1/21/2025

Brunos Hof

 

Bruno fährt im Winter zweimal in der Woche Rüben-LKW ins niedersächsische Ausland. So ein richtiger Brummi ist das und er der King auf dem Bock und das zumeist zu nächtlicher Stunde. Die Feldarbeit ruht noch und Zeit für einen Nebenjob gibt es reichlich.

    Da ihre Minikarre von Auto neuen TÜV braucht, zieht sie ein in die Schrauberwerkstatt des Hofes und kommt in den Genuss einer Privat-Behandlung und schafft den TÜV. Und zwar bezahlbar. Wie praktisch. Das Leben auf diesem Hof hat sich also schon gelohnt, denkt Freya und weiß gleichzeitig, dass es auf ganz anderes ankommt. Und das ganz andere ist wirklich auch so ganz anders als das, was vorher war. Auf einmal gibt es einen großen Garten, ein großes Haus, fünf Katzen, diverse kleine und große Schuppen, eine Scheune und viel Chaos.

    Als das Frühjahr anbricht, beginnt Brunos Feldarbeit und die Arbeits-Tage werden lang. Der Trecker tuckert Reihe hoch und Reihe wieder runter. Steine müssen gesammelt werden und das ist eine leidige Angelegenheit, die Freya noch aus ihrer Kindheit kennt. Nur kann sie jetzt, oh was für ein Glück, aus der erhabenen Position einer Traktoristin die Chose beobachten, während Bruno mit Eimer und Spaten bewaffnet, vor ihr kreuz und quer über das Feld laufen muss und sich schwitzend nach den Steinen bückt.

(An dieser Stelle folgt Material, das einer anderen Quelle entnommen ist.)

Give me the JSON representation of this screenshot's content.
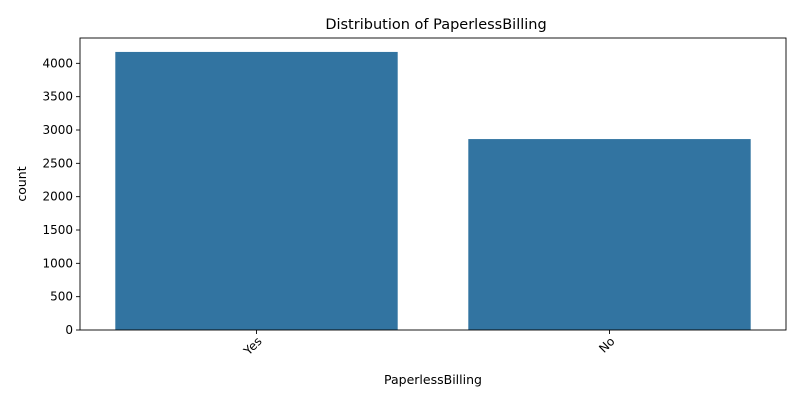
{
  "chart_data": {
    "type": "bar",
    "title": "Distribution of PaperlessBilling",
    "xlabel": "PaperlessBilling",
    "ylabel": "count",
    "categories": [
      "Yes",
      "No"
    ],
    "values": [
      4171,
      2864
    ],
    "ylim": [
      0,
      4380
    ],
    "yticks": [
      0,
      500,
      1000,
      1500,
      2000,
      2500,
      3000,
      3500,
      4000
    ],
    "xtick_rotation_deg": 45,
    "grid": false,
    "legend": "none",
    "bar_color": "#3274a1"
  }
}
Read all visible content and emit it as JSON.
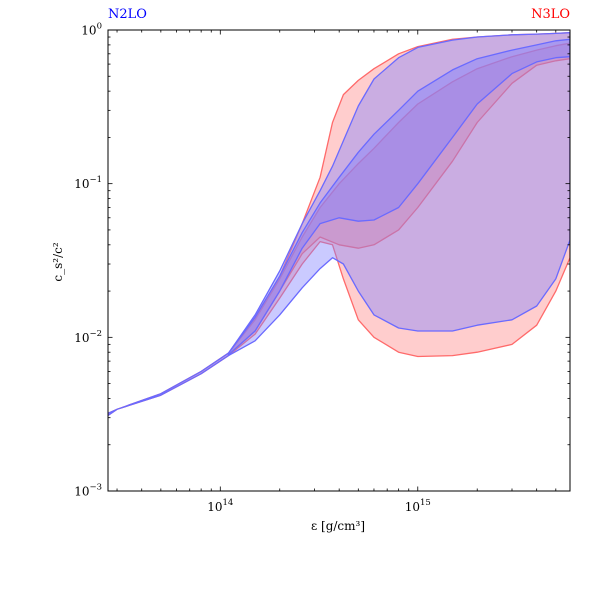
{
  "chart_data": {
    "type": "area",
    "title": "",
    "xlabel": "ε [g/cm³]",
    "ylabel": "c_s²/c²",
    "x_scale": "log",
    "y_scale": "log",
    "xlim": [
      27000000000000.0,
      5900000000000000.0
    ],
    "ylim": [
      0.001,
      1.0
    ],
    "grid": false,
    "x_ticks": [
      {
        "value": 100000000000000.0,
        "base": "10",
        "exp": "14"
      },
      {
        "value": 1000000000000000.0,
        "base": "10",
        "exp": "15"
      }
    ],
    "y_ticks": [
      {
        "value": 0.001,
        "base": "10",
        "exp": "−3"
      },
      {
        "value": 0.01,
        "base": "10",
        "exp": "−2"
      },
      {
        "value": 0.1,
        "base": "10",
        "exp": "−1"
      },
      {
        "value": 1.0,
        "base": "10",
        "exp": "0"
      }
    ],
    "corner_labels": {
      "left": {
        "text": "N2LO",
        "color": "#0000ff"
      },
      "right": {
        "text": "N3LO",
        "color": "#ff0000"
      }
    },
    "series": [
      {
        "name": "N3LO",
        "color": "#ff8888",
        "edge": "#ff6a6a",
        "outer_band": {
          "x": [
            27000000000000.0,
            30000000000000.0,
            50000000000000.0,
            80000000000000.0,
            110000000000000.0,
            150000000000000.0,
            200000000000000.0,
            260000000000000.0,
            320000000000000.0,
            370000000000000.0,
            420000000000000.0,
            500000000000000.0,
            600000000000000.0,
            800000000000000.0,
            1000000000000000.0,
            1500000000000000.0,
            2000000000000000.0,
            3000000000000000.0,
            4000000000000000.0,
            5000000000000000.0,
            5900000000000000.0
          ],
          "upper": [
            0.0032,
            0.0034,
            0.0043,
            0.006,
            0.0079,
            0.0135,
            0.025,
            0.055,
            0.11,
            0.25,
            0.38,
            0.47,
            0.56,
            0.7,
            0.78,
            0.87,
            0.9,
            0.93,
            0.94,
            0.95,
            0.96
          ],
          "lower": [
            0.0031,
            0.0034,
            0.0042,
            0.0058,
            0.0076,
            0.0105,
            0.018,
            0.03,
            0.042,
            0.04,
            0.024,
            0.013,
            0.01,
            0.008,
            0.0075,
            0.0076,
            0.008,
            0.009,
            0.012,
            0.02,
            0.033
          ]
        },
        "inner_band": {
          "x": [
            110000000000000.0,
            150000000000000.0,
            200000000000000.0,
            260000000000000.0,
            320000000000000.0,
            400000000000000.0,
            500000000000000.0,
            600000000000000.0,
            800000000000000.0,
            1000000000000000.0,
            1500000000000000.0,
            2000000000000000.0,
            3000000000000000.0,
            4000000000000000.0,
            5000000000000000.0,
            5900000000000000.0
          ],
          "upper": [
            0.0079,
            0.013,
            0.024,
            0.045,
            0.07,
            0.1,
            0.135,
            0.17,
            0.25,
            0.33,
            0.46,
            0.56,
            0.67,
            0.74,
            0.79,
            0.82
          ],
          "lower": [
            0.0077,
            0.011,
            0.02,
            0.035,
            0.045,
            0.04,
            0.038,
            0.04,
            0.05,
            0.07,
            0.14,
            0.25,
            0.45,
            0.59,
            0.63,
            0.65
          ]
        }
      },
      {
        "name": "N2LO",
        "color": "#8080ff",
        "edge": "#6a6aff",
        "outer_band": {
          "x": [
            27000000000000.0,
            30000000000000.0,
            50000000000000.0,
            80000000000000.0,
            110000000000000.0,
            150000000000000.0,
            200000000000000.0,
            260000000000000.0,
            320000000000000.0,
            370000000000000.0,
            420000000000000.0,
            500000000000000.0,
            600000000000000.0,
            800000000000000.0,
            1000000000000000.0,
            1500000000000000.0,
            2000000000000000.0,
            3000000000000000.0,
            4000000000000000.0,
            5000000000000000.0,
            5900000000000000.0
          ],
          "upper": [
            0.0032,
            0.0034,
            0.0043,
            0.006,
            0.0079,
            0.014,
            0.027,
            0.055,
            0.09,
            0.13,
            0.19,
            0.32,
            0.48,
            0.66,
            0.77,
            0.86,
            0.9,
            0.93,
            0.94,
            0.95,
            0.96
          ],
          "lower": [
            0.0031,
            0.0034,
            0.0042,
            0.0058,
            0.0076,
            0.0095,
            0.014,
            0.021,
            0.028,
            0.033,
            0.03,
            0.02,
            0.014,
            0.0115,
            0.011,
            0.011,
            0.012,
            0.013,
            0.016,
            0.024,
            0.043
          ]
        },
        "inner_band": {
          "x": [
            110000000000000.0,
            150000000000000.0,
            200000000000000.0,
            260000000000000.0,
            320000000000000.0,
            400000000000000.0,
            500000000000000.0,
            600000000000000.0,
            800000000000000.0,
            1000000000000000.0,
            1500000000000000.0,
            2000000000000000.0,
            3000000000000000.0,
            4000000000000000.0,
            5000000000000000.0,
            5900000000000000.0
          ],
          "upper": [
            0.0079,
            0.0135,
            0.025,
            0.048,
            0.075,
            0.11,
            0.16,
            0.21,
            0.3,
            0.4,
            0.55,
            0.65,
            0.74,
            0.8,
            0.85,
            0.87
          ],
          "lower": [
            0.0077,
            0.011,
            0.02,
            0.038,
            0.055,
            0.06,
            0.057,
            0.058,
            0.07,
            0.1,
            0.2,
            0.33,
            0.52,
            0.62,
            0.66,
            0.67
          ]
        }
      }
    ]
  }
}
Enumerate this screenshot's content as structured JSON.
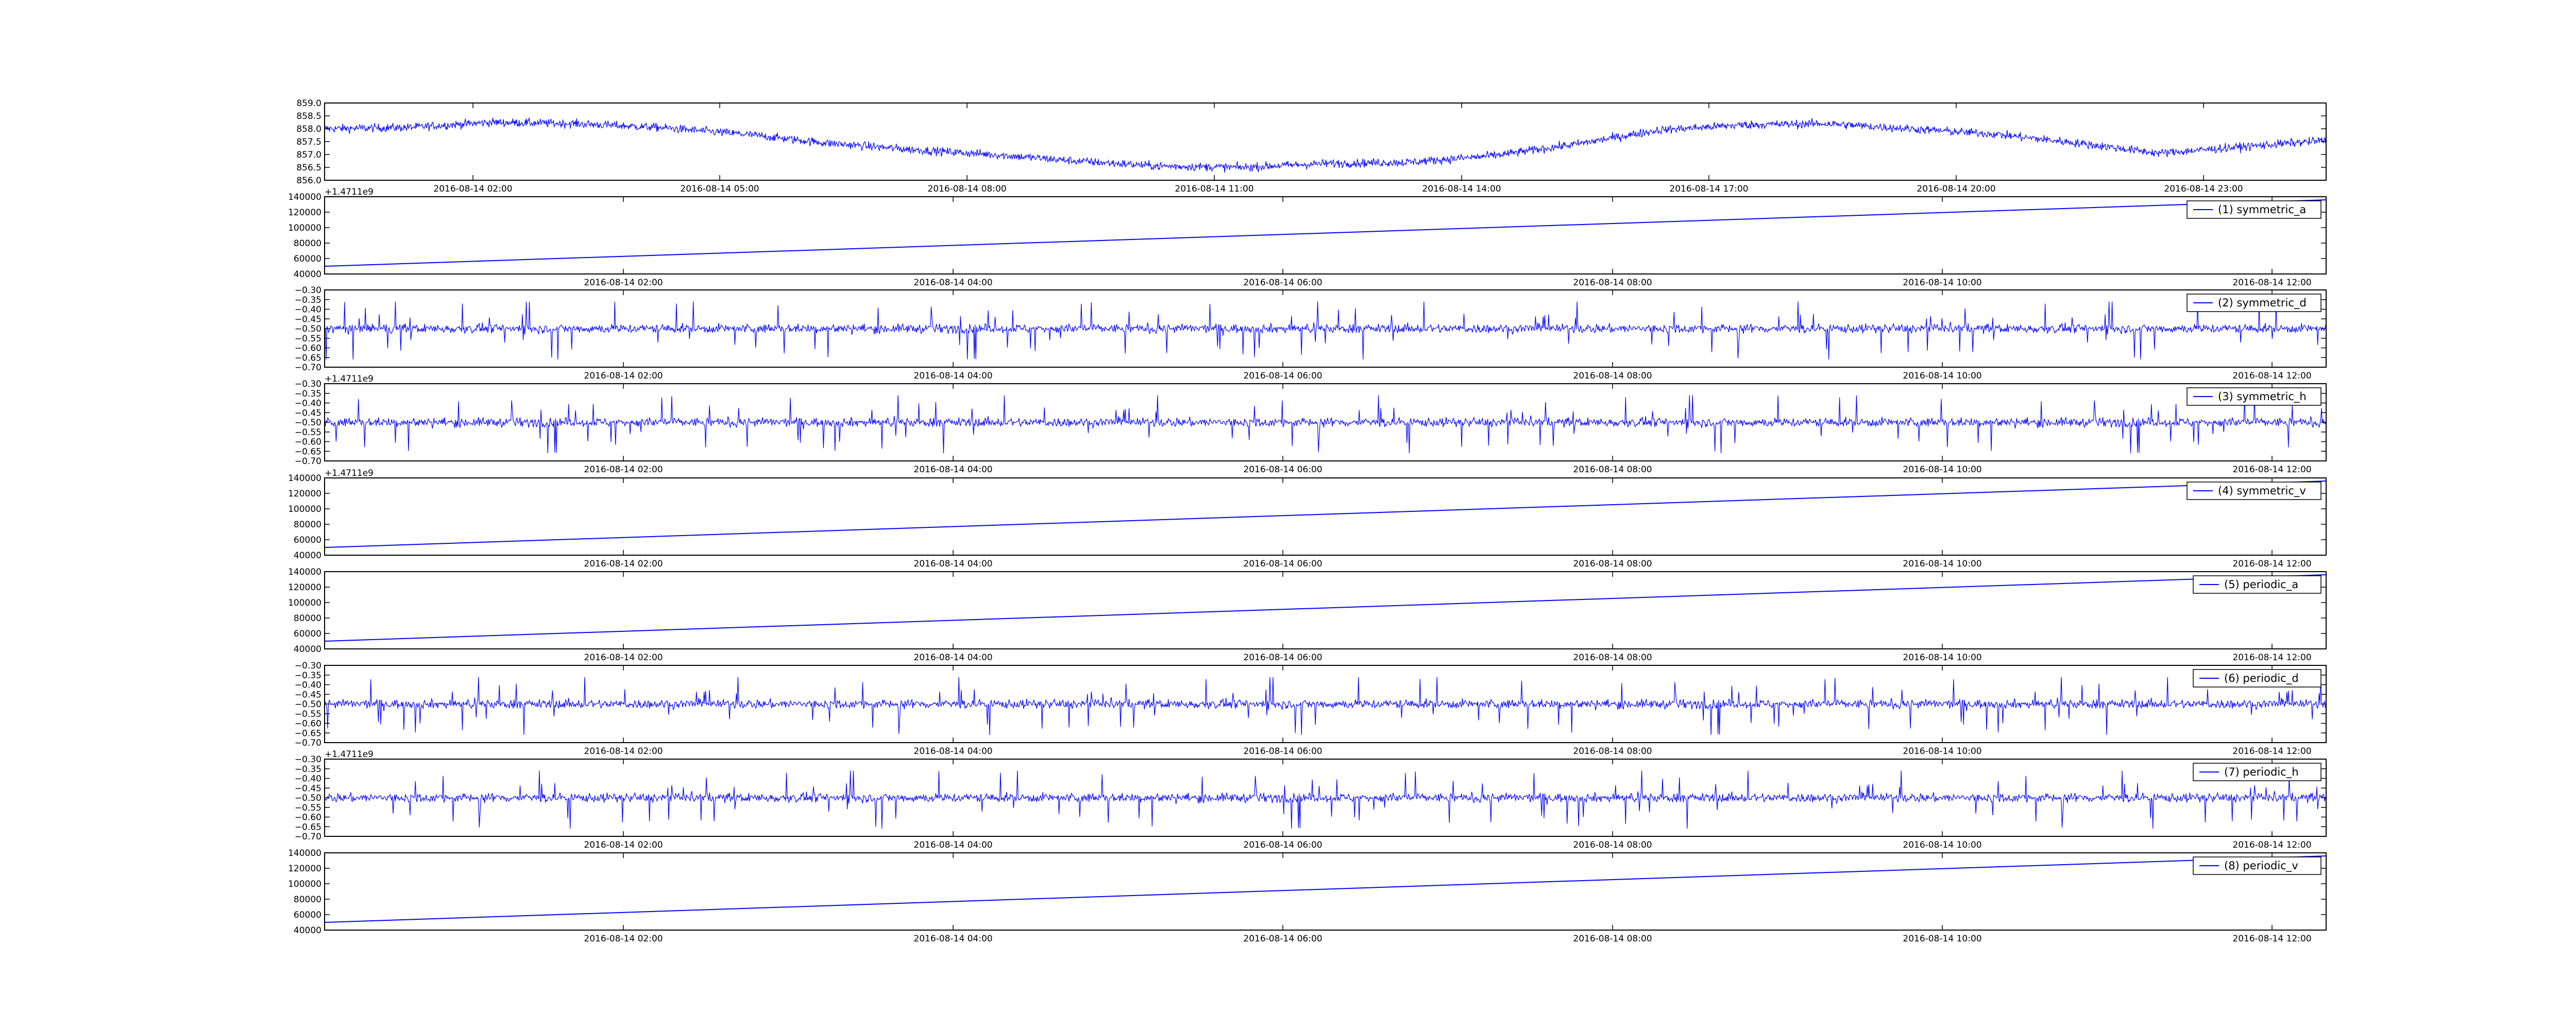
{
  "chart_data": [
    {
      "type": "line",
      "ylim": [
        856.0,
        859.0
      ],
      "yticks": [
        "856.0",
        "856.5",
        "857.0",
        "857.5",
        "858.0",
        "858.5",
        "859.0"
      ],
      "xticks": [
        "2016-08-14 02:00",
        "2016-08-14 05:00",
        "2016-08-14 08:00",
        "2016-08-14 11:00",
        "2016-08-14 14:00",
        "2016-08-14 17:00",
        "2016-08-14 20:00",
        "2016-08-14 23:00"
      ],
      "series": [
        {
          "color": "#0000ff",
          "x": [
            0,
            1,
            2,
            3,
            4,
            5,
            6,
            7,
            8,
            9,
            10,
            11,
            12,
            13,
            14,
            15,
            16,
            17,
            18,
            19,
            20,
            21,
            22,
            23,
            24
          ],
          "y": [
            858.0,
            858.05,
            858.25,
            858.2,
            858.05,
            857.8,
            857.45,
            857.2,
            857.0,
            856.75,
            856.55,
            856.5,
            856.65,
            856.7,
            856.95,
            857.4,
            857.95,
            858.15,
            858.2,
            858.0,
            857.8,
            857.45,
            857.05,
            857.3,
            857.55
          ]
        }
      ],
      "legend": ""
    },
    {
      "type": "line",
      "ylim": [
        40000,
        140000
      ],
      "offset_label": "+1.4711e9",
      "yticks": [
        "40000",
        "60000",
        "80000",
        "100000",
        "120000",
        "140000"
      ],
      "xticks": [
        "2016-08-14 02:00",
        "2016-08-14 04:00",
        "2016-08-14 06:00",
        "2016-08-14 08:00",
        "2016-08-14 10:00",
        "2016-08-14 12:00"
      ],
      "series": [
        {
          "name": "(1) symmetric_a",
          "color": "#0000ff",
          "x": [
            0,
            1
          ],
          "y": [
            50000,
            136000
          ]
        }
      ],
      "legend": "top-right"
    },
    {
      "type": "line",
      "ylim": [
        -0.7,
        -0.3
      ],
      "yticks": [
        "−0.70",
        "−0.65",
        "−0.60",
        "−0.55",
        "−0.50",
        "−0.45",
        "−0.40",
        "−0.35",
        "−0.30"
      ],
      "xticks": [
        "2016-08-14 02:00",
        "2016-08-14 04:00",
        "2016-08-14 06:00",
        "2016-08-14 08:00",
        "2016-08-14 10:00",
        "2016-08-14 12:00"
      ],
      "series": [
        {
          "name": "(2) symmetric_d",
          "color": "#0000ff",
          "mean": -0.5,
          "band": 0.04,
          "spike_min": -0.66,
          "spike_max": -0.36
        }
      ],
      "legend": "top-right"
    },
    {
      "type": "line",
      "ylim": [
        -0.7,
        -0.3
      ],
      "offset_label": "+1.4711e9",
      "yticks": [
        "−0.70",
        "−0.65",
        "−0.60",
        "−0.55",
        "−0.50",
        "−0.45",
        "−0.40",
        "−0.35",
        "−0.30"
      ],
      "xticks": [
        "2016-08-14 02:00",
        "2016-08-14 04:00",
        "2016-08-14 06:00",
        "2016-08-14 08:00",
        "2016-08-14 10:00",
        "2016-08-14 12:00"
      ],
      "series": [
        {
          "name": "(3) symmetric_h",
          "color": "#0000ff",
          "mean": -0.5,
          "band": 0.04,
          "spike_min": -0.66,
          "spike_max": -0.36
        }
      ],
      "legend": "top-right"
    },
    {
      "type": "line",
      "ylim": [
        40000,
        140000
      ],
      "offset_label": "+1.4711e9",
      "yticks": [
        "40000",
        "60000",
        "80000",
        "100000",
        "120000",
        "140000"
      ],
      "xticks": [
        "2016-08-14 02:00",
        "2016-08-14 04:00",
        "2016-08-14 06:00",
        "2016-08-14 08:00",
        "2016-08-14 10:00",
        "2016-08-14 12:00"
      ],
      "series": [
        {
          "name": "(4) symmetric_v",
          "color": "#0000ff",
          "x": [
            0,
            1
          ],
          "y": [
            50000,
            136000
          ]
        }
      ],
      "legend": "top-right"
    },
    {
      "type": "line",
      "ylim": [
        40000,
        140000
      ],
      "yticks": [
        "40000",
        "60000",
        "80000",
        "100000",
        "120000",
        "140000"
      ],
      "xticks": [
        "2016-08-14 02:00",
        "2016-08-14 04:00",
        "2016-08-14 06:00",
        "2016-08-14 08:00",
        "2016-08-14 10:00",
        "2016-08-14 12:00"
      ],
      "series": [
        {
          "name": "(5) periodic_a",
          "color": "#0000ff",
          "x": [
            0,
            1
          ],
          "y": [
            50000,
            136000
          ]
        }
      ],
      "legend": "top-right"
    },
    {
      "type": "line",
      "ylim": [
        -0.7,
        -0.3
      ],
      "yticks": [
        "−0.70",
        "−0.65",
        "−0.60",
        "−0.55",
        "−0.50",
        "−0.45",
        "−0.40",
        "−0.35",
        "−0.30"
      ],
      "xticks": [
        "2016-08-14 02:00",
        "2016-08-14 04:00",
        "2016-08-14 06:00",
        "2016-08-14 08:00",
        "2016-08-14 10:00",
        "2016-08-14 12:00"
      ],
      "series": [
        {
          "name": "(6) periodic_d",
          "color": "#0000ff",
          "mean": -0.5,
          "band": 0.04,
          "spike_min": -0.66,
          "spike_max": -0.36
        }
      ],
      "legend": "top-right"
    },
    {
      "type": "line",
      "ylim": [
        -0.7,
        -0.3
      ],
      "offset_label": "+1.4711e9",
      "yticks": [
        "−0.70",
        "−0.65",
        "−0.60",
        "−0.55",
        "−0.50",
        "−0.45",
        "−0.40",
        "−0.35",
        "−0.30"
      ],
      "xticks": [
        "2016-08-14 02:00",
        "2016-08-14 04:00",
        "2016-08-14 06:00",
        "2016-08-14 08:00",
        "2016-08-14 10:00",
        "2016-08-14 12:00"
      ],
      "series": [
        {
          "name": "(7) periodic_h",
          "color": "#0000ff",
          "mean": -0.5,
          "band": 0.04,
          "spike_min": -0.66,
          "spike_max": -0.36
        }
      ],
      "legend": "top-right"
    },
    {
      "type": "line",
      "ylim": [
        40000,
        140000
      ],
      "yticks": [
        "40000",
        "60000",
        "80000",
        "100000",
        "120000",
        "140000"
      ],
      "xticks": [
        "2016-08-14 02:00",
        "2016-08-14 04:00",
        "2016-08-14 06:00",
        "2016-08-14 08:00",
        "2016-08-14 10:00",
        "2016-08-14 12:00"
      ],
      "series": [
        {
          "name": "(8) periodic_v",
          "color": "#0000ff",
          "x": [
            0,
            1
          ],
          "y": [
            50000,
            136000
          ]
        }
      ],
      "legend": "top-right"
    }
  ]
}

    Er kurvt also auf seinen Feldern herum, pflügt, grubbert, eggt und sät Gerste, Weizen, Roggen, Bohnen und Raps oder repariert gelegentlich seine Maschinen. Dazu kommt das verhasste Anträge ausfüllen und Auflagen erfüllen und ist zum Haare Ausraufen.

    Aber irgendwann beginnt die Ernte und ist mit viel Stress verbunden. Das gute Wetter hält immer nur ein paar Tage an und er muss auf den Mähdrescher der Nachbarn warten, die nicht auf allen Feldern gleichzeitig dreschen können. Freya erinnert das an ihre Kindheit und wie ihre Mutter und sie mit einem Korb voll frisch gebackenem Kuchen und einer Thermoskanne Kaffee hinaus zu ihrem Vater auf's Stoppelfeld wanderten und auf Strohklappen sitzend Pause machten. Und auch gab es Zeiten, wo er das Mittagessen dorthin bekam und kaum Zeit für's Essen hatte, weil der nächste Regenschauer drohte. Und es zeichnet sich leider schon jetzt ab, dass die diesjährige Ernte nicht gut ausfallen wird. Frust macht sich breit und breiter und das schon ne ganze Weile. Tatsächlich verkündet Bruno an seinem Geburtstag seinen bäuerlichen Nachbarn, dass er aufhören will mit der Landwirtschaft und an sie verpachten möchte. Welch riesengroße Überraschung. Freya hat absolut nicht damit gerechnet, dass er ernst machen würde. Die nächsten Wochen sind ziemlich aufwühlend und ein sehr emotionaler Prozess und mit sehr vielen Formalitäten verbunden.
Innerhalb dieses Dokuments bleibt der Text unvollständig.